I'm the owner of Broadcastify.com, where presumably these streams are being transcribed from. We've dabbled in this space and looked at real-world approaches to taking something like this to market, but transcribing 7000+ streams to text seems like an expensive (computational) and ($$) effort that needs a lot of investigation.
Note to mention that the individual lexicons between streams are drastically different.
I wonder how the developer has done the integration to our streams... because I never heard from them :)
My plan was to collect user transcription corrections on my site then train my own inexpensive models on them. The open-source speech tech I work on can do passable transcription at close to 100x faster than realtime on a quad core desktop CPU (or 200 simultaneous streams per 4-core box at 50% activity). With higher quality transcription it's closer to 10-20x faster than realtime.
For your case you could also try to push some of the computation down to the uploading machine. These models can run on a raspberry pi.
I think the biggest work for a new effort here is going to be building local language models and collecting transcribed audio to train on. However, there have been a couple of incredible advances in the last year for semi-supervised speech recognition learning, where we can probably leverage your 1 year backlog as "unsupervised training data" while only having a small portion of it properly transcribed.
The current state-of-the-art paper uses around 100 hours of transcribed audio and 60,000 hours of unlabeled audio, and I bet you could push the 100h requirement down with a good language model and mixing in existing training data from non-radio sources.

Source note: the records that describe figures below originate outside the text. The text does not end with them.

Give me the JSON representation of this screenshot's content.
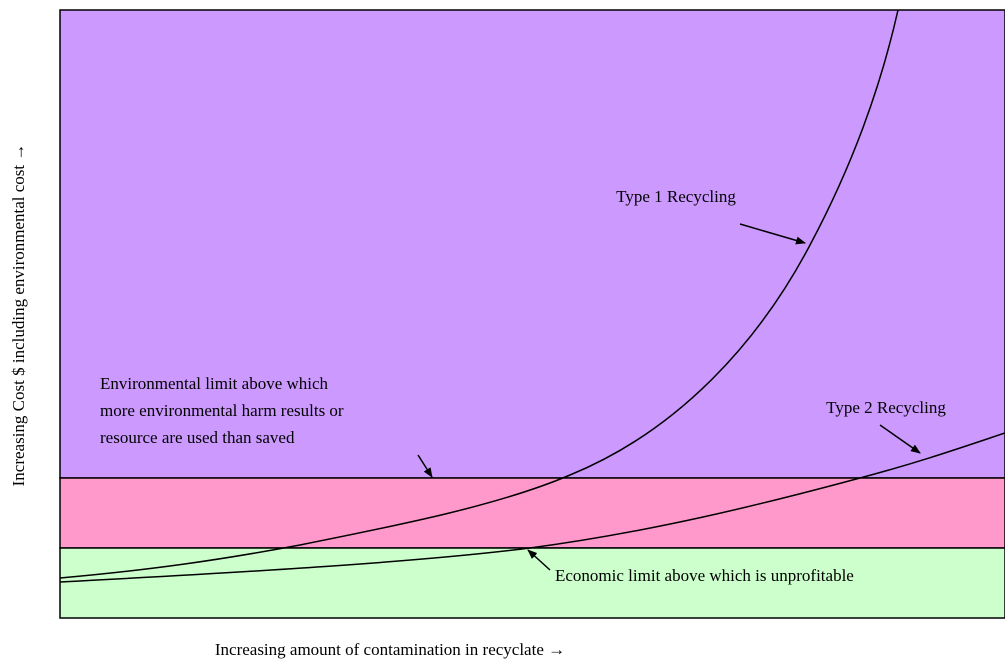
{
  "labels": {
    "type1": "Type 1 Recycling",
    "type2": "Type 2 Recycling",
    "environmental_limit": [
      "Environmental limit above which",
      "more environmental harm results or",
      "resource are used than saved"
    ],
    "economic_limit": "Economic limit above which is unprofitable",
    "x_axis": "Increasing amount of contamination in recyclate →",
    "y_axis": "Increasing Cost $ including environmental cost →"
  }
}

We're working on client ingest models now that work on more of a "tasking" perspective, where someone deploys a device that is GPS enabled and then we send an ingest task to fill in coverage, start new coverage, etc. But this is predicated on low cost ingest devices (read: RPi and RTL sticks) which might not have the horsepower needed for transcription at the client level.
https://rogueamoeba.com/loopback/
Someone clever enough could create containers to run the software locally and have many loops running off many streams to many instances of the audio to text feature.

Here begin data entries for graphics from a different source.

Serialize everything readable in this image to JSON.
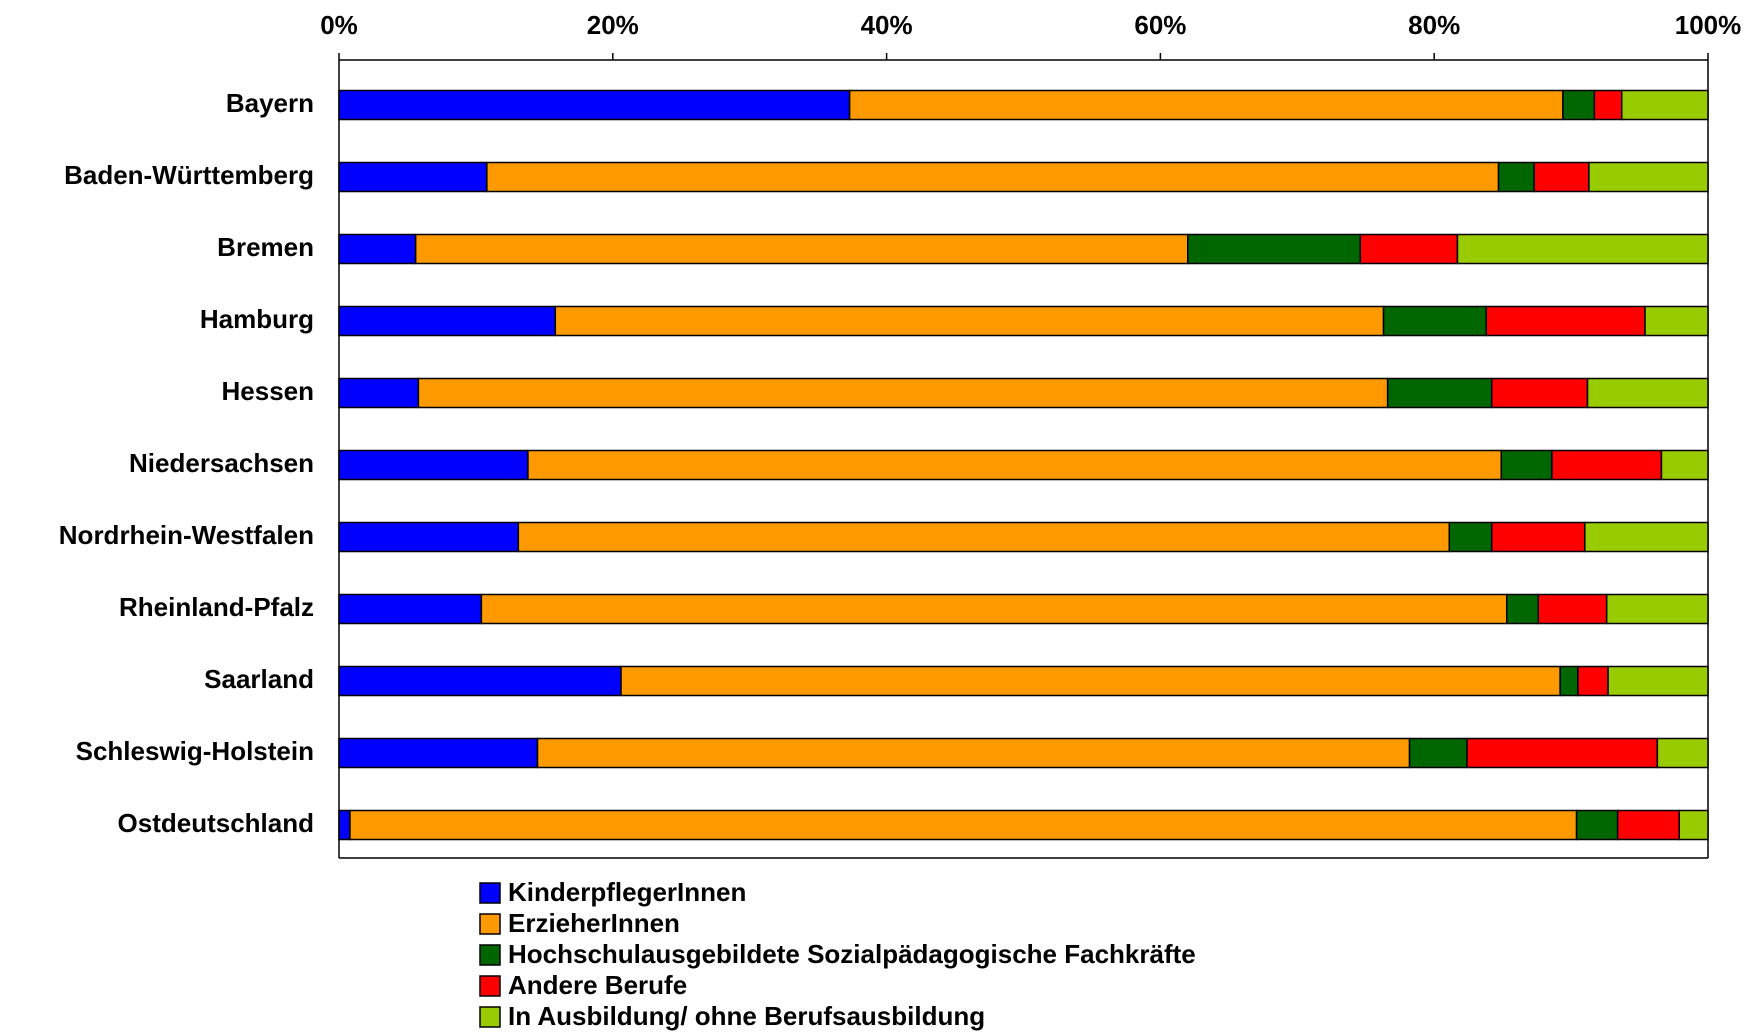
{
  "chart_data": {
    "type": "stacked-bar-horizontal",
    "categories": [
      "Bayern",
      "Baden-Württemberg",
      "Bremen",
      "Hamburg",
      "Hessen",
      "Niedersachsen",
      "Nordrhein-Westfalen",
      "Rheinland-Pfalz",
      "Saarland",
      "Schleswig-Holstein",
      "Ostdeutschland"
    ],
    "series": [
      {
        "name": "KinderpflegerInnen",
        "color": "#0000ff",
        "values": [
          37.3,
          10.8,
          5.6,
          15.8,
          5.8,
          13.8,
          13.1,
          10.4,
          20.6,
          14.5,
          0.8
        ]
      },
      {
        "name": "ErzieherInnen",
        "color": "#ff9900",
        "values": [
          52.1,
          73.9,
          56.4,
          60.5,
          70.8,
          71.1,
          68.0,
          74.9,
          68.6,
          63.7,
          89.6
        ]
      },
      {
        "name": "Hochschulausgebildete Sozialpädagogische Fachkräfte",
        "color": "#006600",
        "values": [
          2.3,
          2.6,
          12.6,
          7.5,
          7.6,
          3.7,
          3.1,
          2.3,
          1.3,
          4.2,
          3.0
        ]
      },
      {
        "name": "Andere Berufe",
        "color": "#ff0000",
        "values": [
          2.0,
          4.0,
          7.1,
          11.6,
          7.0,
          8.0,
          6.8,
          5.0,
          2.2,
          13.9,
          4.5
        ]
      },
      {
        "name": "In Ausbildung/ ohne Berufsausbildung",
        "color": "#99cc00",
        "values": [
          6.3,
          8.7,
          18.3,
          4.6,
          8.8,
          3.4,
          9.0,
          7.4,
          7.3,
          3.7,
          2.1
        ]
      }
    ],
    "xlim": [
      0,
      100
    ],
    "xticks": [
      {
        "value": 0,
        "label": "0%"
      },
      {
        "value": 20,
        "label": "20%"
      },
      {
        "value": 40,
        "label": "40%"
      },
      {
        "value": 60,
        "label": "60%"
      },
      {
        "value": 80,
        "label": "80%"
      },
      {
        "value": 100,
        "label": "100%"
      }
    ],
    "legend": "bottom"
  }
}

I'd have to imagine that stream listening follows some sort of power (or otherwise 80/20) law, so hopefully that would help with the expense?

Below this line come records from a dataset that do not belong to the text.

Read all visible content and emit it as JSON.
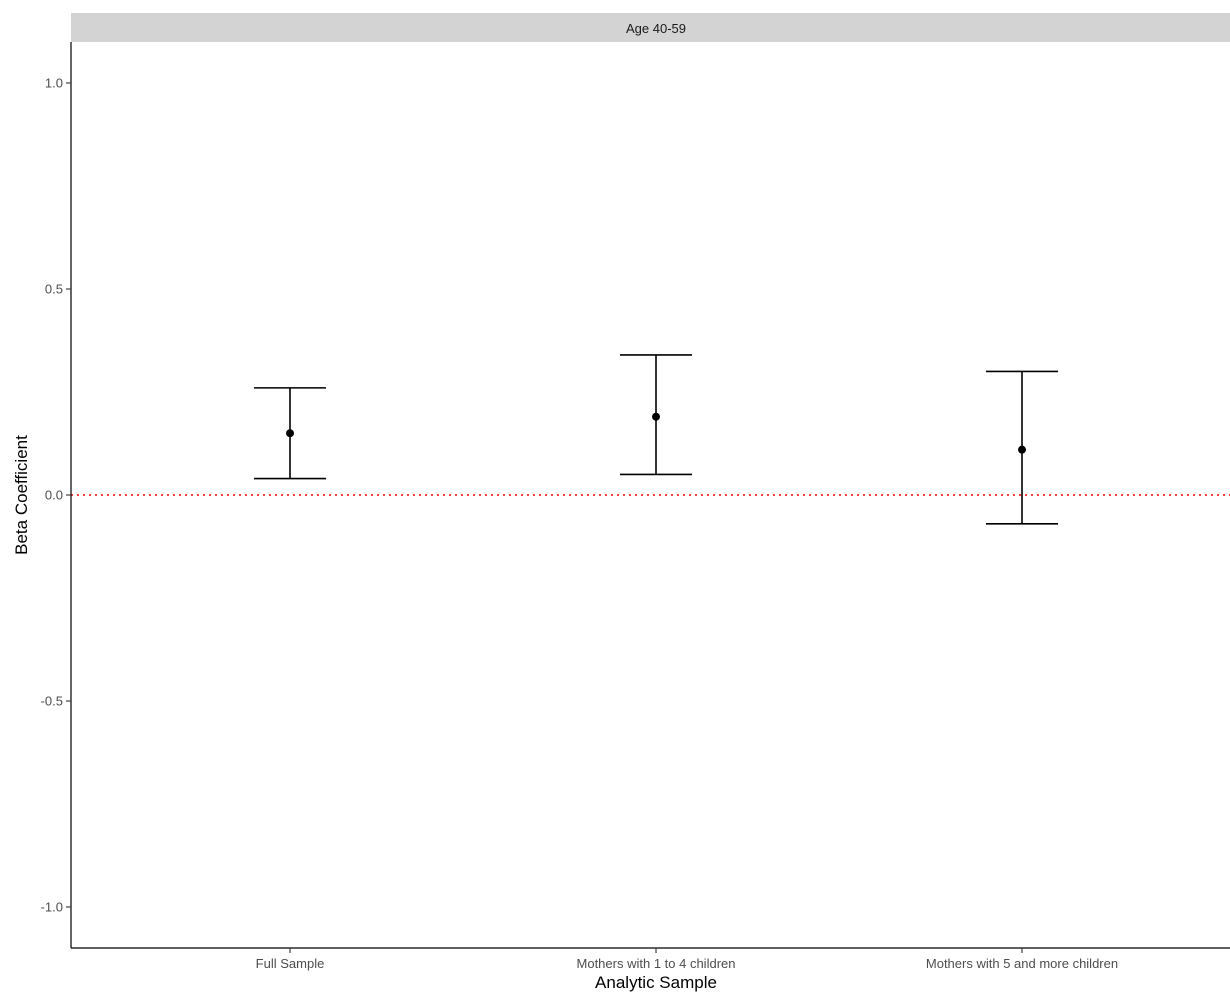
{
  "chart_data": {
    "type": "errorbar",
    "facet_label": "Age 40-59",
    "xlabel": "Analytic Sample",
    "ylabel": "Beta Coefficient",
    "ylim": [
      -1.1,
      1.1
    ],
    "yticks": [
      -1.0,
      -0.5,
      0.0,
      0.5,
      1.0
    ],
    "ytick_labels": [
      "-1.0",
      "-0.5",
      "0.0",
      "0.5",
      "1.0"
    ],
    "categories": [
      "Full Sample",
      "Mothers with 1 to 4 children",
      "Mothers with 5 and more children"
    ],
    "estimates": [
      0.15,
      0.19,
      0.11
    ],
    "ci_lower": [
      0.04,
      0.05,
      -0.07
    ],
    "ci_upper": [
      0.26,
      0.34,
      0.3
    ],
    "reference_line": {
      "y": 0.0,
      "color": "#ff0000",
      "style": "dotted"
    },
    "grid": false,
    "colors": {
      "points": "#000000",
      "errorbars": "#000000",
      "strip": "#d3d3d3"
    }
  }
}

https://wiki.radioreference.com/index.php/Broadcastify-Calls
I wonder if one could mix in openstreetmap data for a location to help pick up local references. (Eventually would be cool to round trip it with a little ping when addresses/businesses are referenced).
Any thoughts on adding the ability to comment/transcribe/etc?
I selected the NYC scanner and found many examples like this:
June 8, 2020 9:03 PM EDT: "Google Launcher new job and I want to play better third-party colder or does the people from the vegetable okay"
> Please don't comment on whether someone read an article. "Did you even read the article? It mentions that" can be shortened to "The article mentions that."
Yes, I looked the website, and I also have my own website that does the same thing in a very similar manner. My comment was entirely in response to the suggestion Mac speech recognition be used for this. It should not be used for this. Based on previous experiments I have personally performed, it would be even worse than the website's accuracy. I then pointed out what a good solution might look like (and neither my website nor the linked website do the good solution yet)
We decided to ask for forgiveness on this project - we do in fact have a premium account with you guys! ffmpeg records and segments your streams, sox removes silence from scanners, Google transcribes, redis serves it all up quickly!
A broadcastify.com premium account is not not a great excuse, but I would love to have a conversation at length with you and your team! How do we get in contact? Thanks again!
Your prototype is amazing! The quality of transcription is definitely better than ours via Google.
After we did some legal research we wanted to avoid storing the recordings and rather solely transcription text. Giving access to a platform for humans to verify the transcriptions and in turn train the model is a great idea.
I have started working on getting some pre-trained models set up. I am trying to implement them with wav2letter, deepspeech, kaldi, vosk, etc. - I just need to be pointed in the right direction.
Raspberry Pi's were something I was considering as well - small energy footprint and powerful enough to run these models.
Do you have any advice on ML or acoustic models to avoid? I am working with the 100 hour dataset now.
Thanks!
I’ve had some decent results with the following:
I have to research how to hand tag my own samples to see if that offers significant accuracy improvements (let’s say I want to accurately transcribe one voice consistently).
Google and Watson APIs are not too free, and I believe Watson has a audio length limit (possibly limited by free tier, or possibly limited in general for all tiers).
Cool to see some real world attempts using this stuff.
I have 30ish streams and keep 6 days worth, I could keep longer if you'd like to work together on this. I reached out to some of the people above, the Broadcastify guy for example, and they are, as mentioned, ready doing their own thing so didn't really care about what I wanted to share.
I will say though I recently noticed that during the recent unrest in my city that the stream had a caption along the lines of 'police are using encrypted channels' which is understandable but disappointing from the perspective of a citizen looking for transparency.
I realize both the possible legal and technical difficulty of implementing something like this but have you had any conversations about how to maybe combat this? Times of unrest are not only a massive opportunity for Broadcastify to grow its user base but it's also when transparency is at its peak importance.